Most commercial roles in drug delivery require a mix of new business development and account management, but the balance varies considerably depending on the organisation and the growth stage. The farmer/hunter distinction matters, and getting a clear answer at interview matters more than leaving it vague and hoping the hire adapts.
The mistake is asking the question directly. "Would you describe yourself as a hunter or a farmer?" produces the answer the candidate thinks you want, not an honest self-assessment. The more useful approach is to build the question into the scenario work and into the candidate's own deal history.
Ask them to walk you through their last three significant wins and their last three significant losses. Where in the sales process did the wins happen, and what were they doing at that stage of the cycle? Which losses kept them up at night, and which did they move on from quickly? A genuine hunter tends to be energised by early-stage prospecting and new relationship-building, and is often candid about where their attention drops once an account is established. A genuine farmer describes their best work in different terms: the depth of relationship built, the expansion of scope over time, the trust that made them the default call when a new project came up.

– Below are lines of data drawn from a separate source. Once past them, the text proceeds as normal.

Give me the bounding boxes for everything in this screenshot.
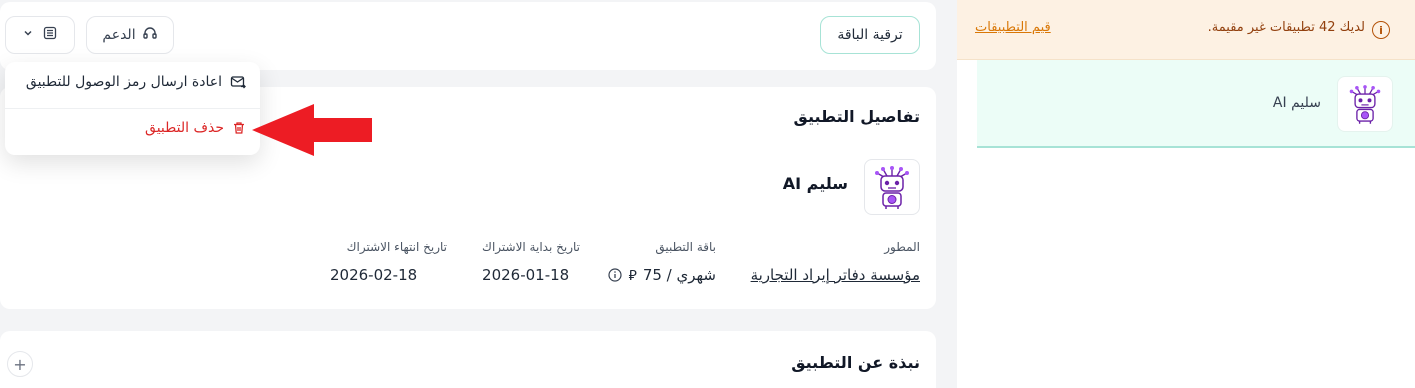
robot-icon: [1349, 85, 1381, 124]
riyal-currency-icon: ⃁: [628, 268, 637, 284]
resend-access-code-item[interactable]: اعادة ارسال رمز الوصول للتطبيق: [19, 74, 246, 90]
chevron-down-icon: [22, 27, 34, 43]
developer-label: المطور: [884, 240, 920, 254]
support-label: الدعم: [102, 27, 136, 43]
annotation-arrow-icon: [252, 104, 372, 156]
trash-icon: [232, 121, 246, 135]
delete-app-label: حذف التطبيق: [145, 120, 224, 136]
about-title: نبذة عن التطبيق: [791, 353, 920, 372]
sidebar-app-logo: [1337, 76, 1393, 132]
app-name: سليم AI: [782, 174, 848, 193]
info-icon: i: [1372, 21, 1390, 39]
end-date-field: تاريخ انتهاء الاشتراك 2026-02-18: [330, 240, 447, 284]
end-date-value: 2026-02-18: [330, 266, 418, 284]
expand-plus-icon[interactable]: +: [7, 351, 33, 377]
developer-field: المطور مؤسسة دفاتر إيراد التجارية: [751, 240, 920, 284]
headphones-icon: [142, 25, 158, 45]
unrated-apps-notice: i لديك 42 تطبيقات غير مقيمة. قيم التطبيق…: [957, 0, 1415, 60]
sidebar-app-name: سليم AI: [1272, 95, 1321, 111]
delete-app-item[interactable]: حذف التطبيق: [126, 120, 246, 136]
package-value: شهري / 75: [642, 266, 716, 284]
upgrade-plan-label: ترقية الباقة: [837, 27, 903, 43]
apps-sidebar: i لديك 42 تطبيقات غير مقيمة. قيم التطبيق…: [957, 0, 1415, 388]
end-date-label: تاريخ انتهاء الاشتراك: [346, 240, 447, 254]
actions-dropdown: اعادة ارسال رمز الوصول للتطبيق حذف التطب…: [5, 62, 260, 155]
start-date-value: 2026-01-18: [482, 266, 570, 284]
notice-text: لديك 42 تطبيقات غير مقيمة.: [1207, 20, 1365, 35]
start-date-label: تاريخ بداية الاشتراك: [482, 240, 580, 254]
app-logo: [864, 159, 920, 215]
resend-access-code-label: اعادة ارسال رمز الوصول للتطبيق: [25, 74, 222, 90]
developer-value: مؤسسة دفاتر إيراد التجارية: [750, 266, 920, 284]
details-title: تفاصيل التطبيق: [793, 107, 920, 126]
mail-send-icon: [230, 74, 246, 90]
rate-apps-link[interactable]: قيم التطبيقات: [975, 20, 1051, 35]
top-toolbar: ترقية الباقة الدعم: [0, 2, 936, 70]
sidebar-app-item[interactable]: سليم AI: [977, 60, 1415, 148]
list-menu-icon: [42, 25, 58, 45]
about-app-card: نبذة عن التطبيق +: [0, 331, 936, 388]
developer-link[interactable]: مؤسسة دفاتر إيراد التجارية: [751, 266, 920, 284]
package-field: باقة التطبيق شهري / 75 ⃁: [608, 240, 716, 284]
robot-icon: [875, 166, 909, 209]
package-label: باقة التطبيق: [655, 240, 716, 254]
actions-menu-button[interactable]: [5, 16, 75, 54]
support-button[interactable]: الدعم: [86, 16, 174, 54]
start-date-field: تاريخ بداية الاشتراك 2026-01-18: [482, 240, 580, 284]
info-icon[interactable]: [608, 268, 623, 282]
dropdown-divider: [5, 108, 260, 109]
upgrade-plan-button[interactable]: ترقية الباقة: [820, 16, 920, 54]
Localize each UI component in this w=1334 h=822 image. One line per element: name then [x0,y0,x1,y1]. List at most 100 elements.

Neither profile is inherently right for every drug delivery BD role. But knowing which you're hiring before the offer goes out, rather than discovering it six months later, is worth the extra structure in your process. If you're building out a CDMO commercial team, that distinction often maps directly to where the organisation is in its growth cycle.
The most consistent problem with commercial hiring processes is that the assessment framework is assembled retrospectively. After a poor hire, or after a strong candidate is turned down for reasons that weren't clearly articulated, organisations start building clarity about what they actually needed. This works out to expensive learning.
The framework should be built before the job description goes live. That means agreeing, within the hiring team, on the specific commercial behaviours the role requires, how you will test for each of them in process, and what good looks like for each. It also means being clear about the weighting: if pipeline discipline is more critical than new logo generation in year one, that should shape the assessment design, not be resolved by gut feel in the debrief room.
When a candidate presents brilliantly in interview but can't demonstrate the commercial behaviours you've identified as critical, that clarity becomes the decision. It removes the temptation to hire on presentation and hope. It also gives you something concrete to go back to the market with when the search continues, rather than a vague sense that the field wasn't strong enough.
For organisations where the hiring manager is close to the business but less experienced in structured commercial assessment, working with a search partner who understands the drug delivery sales environment can add genuine rigour to this process. Vector Search is designed specifically for senior and specialist hires where the cost of getting the assessment wrong is material.
The best commercial hires in drug delivery combine technical fluency with genuine commercial instinct, and finding them requires an interview process built to test both. Most processes test one well. Designing for both, with the framework agreed before the first CV is reviewed, is what separates organisations that consistently hire well from those that rely on getting lucky.